Yaklaşık 12 metre yüksekliğe sahip olan kule, bugün de işlevini sürdürmekte ve Kastamonu’nun birçok noktasından görülebilmektedir. Şehrin siluetine karakter katan Saat Kulesi, özellikle akşamları yapılan ışıklandırmalarla ayrı bir güzellik kazanır. Ayrıca bulunduğu konum itibarıyla ziyaretçilere Kastamonu manzarasının en güzel örneklerini sunar.

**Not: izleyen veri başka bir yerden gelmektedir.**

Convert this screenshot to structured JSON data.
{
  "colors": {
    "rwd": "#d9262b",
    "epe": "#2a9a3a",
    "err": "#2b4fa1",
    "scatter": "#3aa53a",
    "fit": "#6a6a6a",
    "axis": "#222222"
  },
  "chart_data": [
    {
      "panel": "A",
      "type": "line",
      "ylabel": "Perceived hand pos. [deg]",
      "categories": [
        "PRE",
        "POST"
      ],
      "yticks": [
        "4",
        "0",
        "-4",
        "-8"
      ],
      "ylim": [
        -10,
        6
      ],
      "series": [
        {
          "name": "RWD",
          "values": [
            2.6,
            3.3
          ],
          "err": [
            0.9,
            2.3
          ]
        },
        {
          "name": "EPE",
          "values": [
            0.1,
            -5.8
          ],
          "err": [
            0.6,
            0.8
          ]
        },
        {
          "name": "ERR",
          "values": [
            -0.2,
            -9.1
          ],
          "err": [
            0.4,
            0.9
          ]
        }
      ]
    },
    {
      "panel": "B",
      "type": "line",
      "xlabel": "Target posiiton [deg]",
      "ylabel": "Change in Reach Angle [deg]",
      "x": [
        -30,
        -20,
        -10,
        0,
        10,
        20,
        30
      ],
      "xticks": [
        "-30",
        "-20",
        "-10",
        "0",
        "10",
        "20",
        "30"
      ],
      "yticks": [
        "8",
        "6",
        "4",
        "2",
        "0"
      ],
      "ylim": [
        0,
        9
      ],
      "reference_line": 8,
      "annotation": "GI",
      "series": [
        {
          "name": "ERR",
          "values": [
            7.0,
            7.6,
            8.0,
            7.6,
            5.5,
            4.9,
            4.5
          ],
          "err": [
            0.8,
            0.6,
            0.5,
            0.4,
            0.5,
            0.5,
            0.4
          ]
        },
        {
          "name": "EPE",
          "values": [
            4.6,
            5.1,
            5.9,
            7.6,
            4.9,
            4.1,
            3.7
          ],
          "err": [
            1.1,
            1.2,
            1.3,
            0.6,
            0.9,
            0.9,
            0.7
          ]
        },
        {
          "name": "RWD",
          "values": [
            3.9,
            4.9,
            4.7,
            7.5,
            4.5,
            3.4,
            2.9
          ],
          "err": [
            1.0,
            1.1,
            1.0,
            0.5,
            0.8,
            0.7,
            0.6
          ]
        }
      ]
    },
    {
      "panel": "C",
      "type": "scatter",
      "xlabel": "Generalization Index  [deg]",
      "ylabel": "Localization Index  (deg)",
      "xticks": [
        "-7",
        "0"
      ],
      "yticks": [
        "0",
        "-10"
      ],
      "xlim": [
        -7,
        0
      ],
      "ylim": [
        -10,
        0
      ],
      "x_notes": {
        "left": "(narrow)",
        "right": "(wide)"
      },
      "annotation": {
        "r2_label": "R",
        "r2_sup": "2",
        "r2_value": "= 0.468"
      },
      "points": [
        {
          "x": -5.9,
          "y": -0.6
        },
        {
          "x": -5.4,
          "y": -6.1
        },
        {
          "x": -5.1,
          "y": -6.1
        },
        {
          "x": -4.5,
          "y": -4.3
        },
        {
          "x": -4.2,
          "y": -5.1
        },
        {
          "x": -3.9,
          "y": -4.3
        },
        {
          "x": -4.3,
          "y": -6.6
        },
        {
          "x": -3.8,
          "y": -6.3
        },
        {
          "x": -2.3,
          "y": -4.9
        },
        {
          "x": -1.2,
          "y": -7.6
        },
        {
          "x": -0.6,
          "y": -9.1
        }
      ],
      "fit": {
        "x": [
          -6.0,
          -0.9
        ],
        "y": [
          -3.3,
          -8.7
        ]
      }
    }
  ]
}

Kastamonu Saat Kulesi, yalnızca zamanı ölçen bir yapı değil; aynı zamanda şehrin tarihî ve kültürel hafızasında önemli bir yere sahip olan, kenti temsil eden değerli bir simgedir. Kastamonu’ya gelen ziyaretçilerin mutlaka görmesi gereken bu anıt eser, geçmişten günümüze uzanan köklü bir mirası günümüzde de yaşatmaktadır.